President Flip-Flops as Dissent Grows
by TChris
Another Republican senator has publicly disagreed with the president's insistence that he's entitled to unreviewable power to spy on Americans. Lindsey Graham:
"I am adamant that the courts have some role when it comes to warrants. If you're going to follow an American citizen around for an extended period of time believing they're collaborating with the enemy, at some point in time, you need to get some judicial review, because mistakes can be made."
While the president maintains he has the authority to bypass courts when he orders the government to engage in domestic surveillance, he's no longer so adamant that the law doesn't need to be changed. His new, improved, flip-flopped position: Congress should retroactively approve everything he's done. Gosh, Mr. President, if you already had the legal authority to engage in domestic surveillance, why do you need retroactive congressional approval?
At least the president is consistent about one thing: he doesn't want Congress to investigate his abusive circumvention of FISA.

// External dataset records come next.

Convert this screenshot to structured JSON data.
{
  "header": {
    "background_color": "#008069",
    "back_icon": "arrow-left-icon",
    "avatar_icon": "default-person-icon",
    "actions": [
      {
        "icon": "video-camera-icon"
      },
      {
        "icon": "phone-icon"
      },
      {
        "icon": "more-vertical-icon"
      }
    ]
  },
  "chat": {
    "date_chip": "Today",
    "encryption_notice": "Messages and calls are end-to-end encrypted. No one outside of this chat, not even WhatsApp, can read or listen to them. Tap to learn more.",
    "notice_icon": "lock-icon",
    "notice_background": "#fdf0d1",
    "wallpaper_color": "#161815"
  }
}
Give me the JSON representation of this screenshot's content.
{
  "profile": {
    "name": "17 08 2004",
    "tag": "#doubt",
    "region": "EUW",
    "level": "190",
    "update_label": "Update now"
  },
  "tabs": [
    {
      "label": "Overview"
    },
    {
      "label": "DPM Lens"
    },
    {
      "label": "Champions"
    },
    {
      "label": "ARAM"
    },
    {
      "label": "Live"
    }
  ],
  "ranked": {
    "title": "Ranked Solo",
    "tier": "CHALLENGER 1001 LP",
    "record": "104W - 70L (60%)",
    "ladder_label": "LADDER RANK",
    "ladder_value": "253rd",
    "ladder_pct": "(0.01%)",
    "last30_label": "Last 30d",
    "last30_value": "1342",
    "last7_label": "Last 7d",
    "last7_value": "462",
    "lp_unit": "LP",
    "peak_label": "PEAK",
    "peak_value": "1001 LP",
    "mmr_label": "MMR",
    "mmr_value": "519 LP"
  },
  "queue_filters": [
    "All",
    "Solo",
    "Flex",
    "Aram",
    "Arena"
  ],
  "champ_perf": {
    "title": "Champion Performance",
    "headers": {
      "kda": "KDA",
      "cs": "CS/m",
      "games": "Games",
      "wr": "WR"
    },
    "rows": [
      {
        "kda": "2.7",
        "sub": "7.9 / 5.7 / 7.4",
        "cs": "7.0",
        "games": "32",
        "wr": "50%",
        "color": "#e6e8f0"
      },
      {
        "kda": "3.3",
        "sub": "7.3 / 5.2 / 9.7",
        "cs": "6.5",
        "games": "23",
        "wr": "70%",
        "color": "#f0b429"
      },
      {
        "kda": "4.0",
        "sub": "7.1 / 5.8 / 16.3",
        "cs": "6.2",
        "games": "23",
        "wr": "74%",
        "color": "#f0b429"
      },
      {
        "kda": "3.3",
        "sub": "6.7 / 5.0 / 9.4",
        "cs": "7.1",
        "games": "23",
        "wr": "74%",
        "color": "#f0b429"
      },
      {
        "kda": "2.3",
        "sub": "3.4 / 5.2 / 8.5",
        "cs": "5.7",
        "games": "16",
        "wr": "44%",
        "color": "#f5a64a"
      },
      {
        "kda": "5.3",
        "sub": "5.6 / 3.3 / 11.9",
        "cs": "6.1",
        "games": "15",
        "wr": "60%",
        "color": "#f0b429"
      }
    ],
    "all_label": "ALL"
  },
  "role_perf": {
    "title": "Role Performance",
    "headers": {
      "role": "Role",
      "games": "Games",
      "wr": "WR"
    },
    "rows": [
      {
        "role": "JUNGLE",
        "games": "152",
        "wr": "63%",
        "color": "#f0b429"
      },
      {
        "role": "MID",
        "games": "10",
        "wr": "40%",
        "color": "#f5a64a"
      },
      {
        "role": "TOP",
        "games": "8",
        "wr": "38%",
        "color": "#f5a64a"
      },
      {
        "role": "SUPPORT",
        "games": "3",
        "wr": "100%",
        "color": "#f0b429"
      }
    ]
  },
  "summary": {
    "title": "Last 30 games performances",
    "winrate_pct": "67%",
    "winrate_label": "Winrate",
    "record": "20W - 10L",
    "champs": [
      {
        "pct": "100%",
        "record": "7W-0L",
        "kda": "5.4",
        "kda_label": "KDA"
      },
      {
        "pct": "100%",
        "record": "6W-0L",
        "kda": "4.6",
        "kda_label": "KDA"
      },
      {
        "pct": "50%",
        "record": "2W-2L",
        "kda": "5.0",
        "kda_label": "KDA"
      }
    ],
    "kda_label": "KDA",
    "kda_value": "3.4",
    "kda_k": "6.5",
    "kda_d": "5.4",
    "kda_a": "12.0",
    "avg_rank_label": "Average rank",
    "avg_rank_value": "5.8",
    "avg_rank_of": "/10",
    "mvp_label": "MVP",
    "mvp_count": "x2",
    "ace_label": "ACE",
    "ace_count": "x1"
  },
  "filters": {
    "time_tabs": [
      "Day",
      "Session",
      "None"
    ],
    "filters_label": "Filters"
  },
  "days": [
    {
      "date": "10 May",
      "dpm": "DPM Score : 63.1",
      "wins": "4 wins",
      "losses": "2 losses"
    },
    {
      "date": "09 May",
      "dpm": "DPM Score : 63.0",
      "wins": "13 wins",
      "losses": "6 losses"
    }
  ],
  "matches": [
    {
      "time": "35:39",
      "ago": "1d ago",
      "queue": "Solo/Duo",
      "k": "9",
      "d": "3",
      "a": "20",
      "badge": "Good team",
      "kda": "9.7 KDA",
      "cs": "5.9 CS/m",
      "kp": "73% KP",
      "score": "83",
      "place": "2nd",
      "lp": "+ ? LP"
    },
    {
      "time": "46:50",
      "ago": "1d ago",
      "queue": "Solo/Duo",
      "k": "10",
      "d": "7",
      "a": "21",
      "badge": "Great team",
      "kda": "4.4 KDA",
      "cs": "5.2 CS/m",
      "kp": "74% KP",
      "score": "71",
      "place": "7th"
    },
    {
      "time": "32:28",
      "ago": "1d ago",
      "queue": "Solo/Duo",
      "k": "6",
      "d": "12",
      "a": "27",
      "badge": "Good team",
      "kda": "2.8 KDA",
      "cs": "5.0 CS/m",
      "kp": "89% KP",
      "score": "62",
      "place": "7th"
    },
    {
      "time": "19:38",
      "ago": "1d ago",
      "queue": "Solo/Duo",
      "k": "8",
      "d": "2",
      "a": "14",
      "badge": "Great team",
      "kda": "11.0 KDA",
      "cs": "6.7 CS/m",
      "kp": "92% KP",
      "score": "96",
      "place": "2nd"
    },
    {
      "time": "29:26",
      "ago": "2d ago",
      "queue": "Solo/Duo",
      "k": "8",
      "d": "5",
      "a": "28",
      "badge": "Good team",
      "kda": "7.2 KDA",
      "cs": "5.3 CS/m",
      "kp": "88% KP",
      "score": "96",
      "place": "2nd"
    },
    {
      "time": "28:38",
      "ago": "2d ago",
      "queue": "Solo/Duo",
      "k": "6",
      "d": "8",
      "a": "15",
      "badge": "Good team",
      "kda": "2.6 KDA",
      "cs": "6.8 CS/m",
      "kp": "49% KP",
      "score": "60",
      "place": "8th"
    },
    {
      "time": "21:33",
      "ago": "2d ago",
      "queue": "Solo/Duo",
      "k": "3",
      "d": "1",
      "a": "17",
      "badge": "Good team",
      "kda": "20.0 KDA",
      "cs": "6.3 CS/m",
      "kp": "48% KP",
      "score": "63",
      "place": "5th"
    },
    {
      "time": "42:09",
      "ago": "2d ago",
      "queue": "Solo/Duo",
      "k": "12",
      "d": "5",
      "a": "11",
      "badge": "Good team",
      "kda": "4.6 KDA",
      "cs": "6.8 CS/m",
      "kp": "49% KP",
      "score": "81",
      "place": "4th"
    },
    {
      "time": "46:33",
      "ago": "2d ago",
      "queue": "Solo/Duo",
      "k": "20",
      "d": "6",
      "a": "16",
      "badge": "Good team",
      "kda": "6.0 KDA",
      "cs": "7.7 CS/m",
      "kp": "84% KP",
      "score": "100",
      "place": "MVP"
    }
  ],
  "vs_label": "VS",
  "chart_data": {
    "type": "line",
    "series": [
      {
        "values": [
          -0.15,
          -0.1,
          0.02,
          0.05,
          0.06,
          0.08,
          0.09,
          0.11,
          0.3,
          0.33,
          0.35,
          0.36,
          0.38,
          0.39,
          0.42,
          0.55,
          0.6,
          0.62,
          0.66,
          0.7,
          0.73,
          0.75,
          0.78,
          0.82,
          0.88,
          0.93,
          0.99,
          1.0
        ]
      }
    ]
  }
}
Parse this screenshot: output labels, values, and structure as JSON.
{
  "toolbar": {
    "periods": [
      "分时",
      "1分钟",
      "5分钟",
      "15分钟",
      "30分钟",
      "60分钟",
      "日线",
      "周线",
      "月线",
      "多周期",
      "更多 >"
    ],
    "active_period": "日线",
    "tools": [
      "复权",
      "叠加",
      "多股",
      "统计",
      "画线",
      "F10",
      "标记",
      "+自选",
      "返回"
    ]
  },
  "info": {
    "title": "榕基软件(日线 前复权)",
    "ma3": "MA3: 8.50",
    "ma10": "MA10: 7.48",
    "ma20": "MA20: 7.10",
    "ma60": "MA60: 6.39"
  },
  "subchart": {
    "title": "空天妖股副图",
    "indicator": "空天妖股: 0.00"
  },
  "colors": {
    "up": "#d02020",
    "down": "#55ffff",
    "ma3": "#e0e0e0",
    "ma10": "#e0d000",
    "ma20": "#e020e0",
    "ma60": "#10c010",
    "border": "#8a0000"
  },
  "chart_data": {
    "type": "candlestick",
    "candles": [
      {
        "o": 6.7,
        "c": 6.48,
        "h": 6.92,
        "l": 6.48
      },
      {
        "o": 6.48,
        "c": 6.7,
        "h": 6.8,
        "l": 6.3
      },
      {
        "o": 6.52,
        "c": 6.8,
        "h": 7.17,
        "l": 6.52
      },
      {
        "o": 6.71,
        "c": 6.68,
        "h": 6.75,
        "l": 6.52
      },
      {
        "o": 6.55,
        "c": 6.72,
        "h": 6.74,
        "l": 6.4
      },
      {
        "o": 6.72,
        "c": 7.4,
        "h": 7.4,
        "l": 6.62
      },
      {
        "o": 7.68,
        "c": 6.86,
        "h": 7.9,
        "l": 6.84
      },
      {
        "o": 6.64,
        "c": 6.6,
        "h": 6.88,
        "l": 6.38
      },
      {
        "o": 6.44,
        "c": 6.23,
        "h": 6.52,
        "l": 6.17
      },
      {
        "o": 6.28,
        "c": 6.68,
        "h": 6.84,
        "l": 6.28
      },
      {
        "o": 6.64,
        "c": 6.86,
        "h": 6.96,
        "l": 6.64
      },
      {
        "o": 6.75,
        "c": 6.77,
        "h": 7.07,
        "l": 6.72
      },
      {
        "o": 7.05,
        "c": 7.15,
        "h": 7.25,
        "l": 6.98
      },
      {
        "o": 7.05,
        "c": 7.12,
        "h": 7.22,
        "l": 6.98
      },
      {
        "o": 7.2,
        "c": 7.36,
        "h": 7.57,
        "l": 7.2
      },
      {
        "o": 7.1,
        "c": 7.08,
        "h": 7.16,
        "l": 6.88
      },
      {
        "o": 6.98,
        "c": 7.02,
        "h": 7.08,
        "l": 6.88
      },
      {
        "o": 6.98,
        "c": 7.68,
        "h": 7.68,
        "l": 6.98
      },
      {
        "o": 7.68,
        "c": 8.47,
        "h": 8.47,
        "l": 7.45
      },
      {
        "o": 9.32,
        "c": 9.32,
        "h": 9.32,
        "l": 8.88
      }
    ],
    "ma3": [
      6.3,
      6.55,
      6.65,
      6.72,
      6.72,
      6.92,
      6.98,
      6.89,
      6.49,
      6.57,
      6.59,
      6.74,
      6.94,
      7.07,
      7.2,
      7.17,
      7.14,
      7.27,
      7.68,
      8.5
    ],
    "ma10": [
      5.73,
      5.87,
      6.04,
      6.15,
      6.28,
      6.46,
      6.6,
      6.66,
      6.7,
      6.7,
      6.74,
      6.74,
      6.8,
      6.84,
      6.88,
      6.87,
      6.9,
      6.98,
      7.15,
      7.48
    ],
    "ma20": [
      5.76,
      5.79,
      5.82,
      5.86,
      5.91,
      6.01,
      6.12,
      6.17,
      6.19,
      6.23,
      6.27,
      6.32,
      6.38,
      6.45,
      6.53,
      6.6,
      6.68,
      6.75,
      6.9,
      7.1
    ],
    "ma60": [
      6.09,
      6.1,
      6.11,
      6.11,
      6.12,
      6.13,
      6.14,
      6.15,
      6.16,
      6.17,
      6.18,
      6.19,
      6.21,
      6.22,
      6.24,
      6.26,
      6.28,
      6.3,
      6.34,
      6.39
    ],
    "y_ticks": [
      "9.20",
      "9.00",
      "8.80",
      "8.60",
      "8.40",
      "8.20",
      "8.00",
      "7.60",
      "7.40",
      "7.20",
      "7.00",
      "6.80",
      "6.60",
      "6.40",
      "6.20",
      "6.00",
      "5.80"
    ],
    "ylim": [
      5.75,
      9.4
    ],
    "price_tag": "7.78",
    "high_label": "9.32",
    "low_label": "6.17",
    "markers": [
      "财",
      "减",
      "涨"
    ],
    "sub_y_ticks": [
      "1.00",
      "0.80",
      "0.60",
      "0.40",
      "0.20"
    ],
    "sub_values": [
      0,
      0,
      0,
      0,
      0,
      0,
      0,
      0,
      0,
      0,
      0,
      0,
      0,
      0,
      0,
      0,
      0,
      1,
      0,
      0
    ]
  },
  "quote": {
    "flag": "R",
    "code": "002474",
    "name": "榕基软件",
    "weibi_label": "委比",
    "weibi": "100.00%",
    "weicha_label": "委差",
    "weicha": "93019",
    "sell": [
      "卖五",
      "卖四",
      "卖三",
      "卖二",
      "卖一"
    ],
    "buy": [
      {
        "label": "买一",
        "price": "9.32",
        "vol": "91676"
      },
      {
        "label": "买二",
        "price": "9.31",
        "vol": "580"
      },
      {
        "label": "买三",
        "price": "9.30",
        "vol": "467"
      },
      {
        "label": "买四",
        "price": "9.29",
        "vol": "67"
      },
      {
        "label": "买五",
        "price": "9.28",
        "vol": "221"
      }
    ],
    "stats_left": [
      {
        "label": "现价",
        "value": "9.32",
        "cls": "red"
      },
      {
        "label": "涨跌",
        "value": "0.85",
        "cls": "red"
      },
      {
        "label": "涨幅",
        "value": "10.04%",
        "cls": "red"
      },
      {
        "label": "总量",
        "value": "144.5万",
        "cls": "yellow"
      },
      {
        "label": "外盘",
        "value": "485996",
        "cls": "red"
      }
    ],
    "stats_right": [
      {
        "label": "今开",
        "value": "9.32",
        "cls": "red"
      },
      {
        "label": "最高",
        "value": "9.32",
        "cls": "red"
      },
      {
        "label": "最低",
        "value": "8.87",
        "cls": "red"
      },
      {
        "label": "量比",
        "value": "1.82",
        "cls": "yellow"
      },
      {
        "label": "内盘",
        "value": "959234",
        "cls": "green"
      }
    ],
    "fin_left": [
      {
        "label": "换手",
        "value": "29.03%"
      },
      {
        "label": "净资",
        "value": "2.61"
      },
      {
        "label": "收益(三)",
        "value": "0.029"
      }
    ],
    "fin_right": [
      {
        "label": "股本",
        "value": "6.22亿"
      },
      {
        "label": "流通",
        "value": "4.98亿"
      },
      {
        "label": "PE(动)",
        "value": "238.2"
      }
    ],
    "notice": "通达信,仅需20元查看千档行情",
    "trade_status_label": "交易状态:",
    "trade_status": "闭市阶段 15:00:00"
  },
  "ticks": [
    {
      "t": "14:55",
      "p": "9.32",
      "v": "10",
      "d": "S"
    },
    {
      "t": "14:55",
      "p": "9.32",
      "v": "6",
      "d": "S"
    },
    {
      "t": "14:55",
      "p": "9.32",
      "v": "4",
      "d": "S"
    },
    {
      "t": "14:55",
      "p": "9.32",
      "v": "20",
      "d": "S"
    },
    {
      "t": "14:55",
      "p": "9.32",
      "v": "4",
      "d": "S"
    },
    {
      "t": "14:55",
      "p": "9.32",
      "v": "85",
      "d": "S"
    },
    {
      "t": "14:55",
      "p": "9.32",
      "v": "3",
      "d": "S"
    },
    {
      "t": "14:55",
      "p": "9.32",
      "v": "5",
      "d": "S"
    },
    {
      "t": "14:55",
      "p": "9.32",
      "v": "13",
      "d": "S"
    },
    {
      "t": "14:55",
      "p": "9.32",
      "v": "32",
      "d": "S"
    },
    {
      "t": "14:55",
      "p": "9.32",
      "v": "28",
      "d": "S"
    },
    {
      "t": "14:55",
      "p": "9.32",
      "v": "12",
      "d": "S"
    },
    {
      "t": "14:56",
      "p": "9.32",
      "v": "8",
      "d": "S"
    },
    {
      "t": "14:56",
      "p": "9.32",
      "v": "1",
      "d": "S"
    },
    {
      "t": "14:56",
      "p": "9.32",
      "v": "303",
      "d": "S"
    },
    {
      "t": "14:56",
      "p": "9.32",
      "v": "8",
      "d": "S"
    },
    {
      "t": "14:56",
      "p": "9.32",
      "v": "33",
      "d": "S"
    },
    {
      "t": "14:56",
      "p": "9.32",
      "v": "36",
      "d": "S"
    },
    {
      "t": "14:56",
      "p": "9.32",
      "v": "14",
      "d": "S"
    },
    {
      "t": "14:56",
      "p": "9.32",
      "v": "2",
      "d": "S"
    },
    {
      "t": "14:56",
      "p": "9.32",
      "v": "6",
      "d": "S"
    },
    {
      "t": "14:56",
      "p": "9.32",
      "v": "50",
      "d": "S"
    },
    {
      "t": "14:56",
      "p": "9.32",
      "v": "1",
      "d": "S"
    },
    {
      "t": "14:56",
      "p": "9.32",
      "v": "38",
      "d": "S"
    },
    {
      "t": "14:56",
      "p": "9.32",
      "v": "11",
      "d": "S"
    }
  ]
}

The White House is hoping that talks will lead to legislation to approve the program, much as Congress eventually approved Abraham Lincoln's suspension of habeas corpus during the Civil War.
Bush, you're no Lincoln.
The Senate Intelligence Committee has given the administration two weeks to negotiate. If the White House does not demonstrate a good-faith effort, members say, the Democratic proposal for a full-scale inquiry will be back on the table at the panel's next meeting on March 7.
Democrats are taking the sensible position that they shouldn't retroactively approve the executive branch's conduct without knowing what the administration has done.
Senator John D. Rockefeller IV, Democrat of West Virginia and his party's senior member on the intelligence panel, said, "No member of the Senate can cast an informed vote on legislation authorizing, or, conversely, restricting, the N.S.A.'s warrantless surveillance program when they fundamentally do not know what they are authorizing or restricting."
We need an investigation, not a cover-up.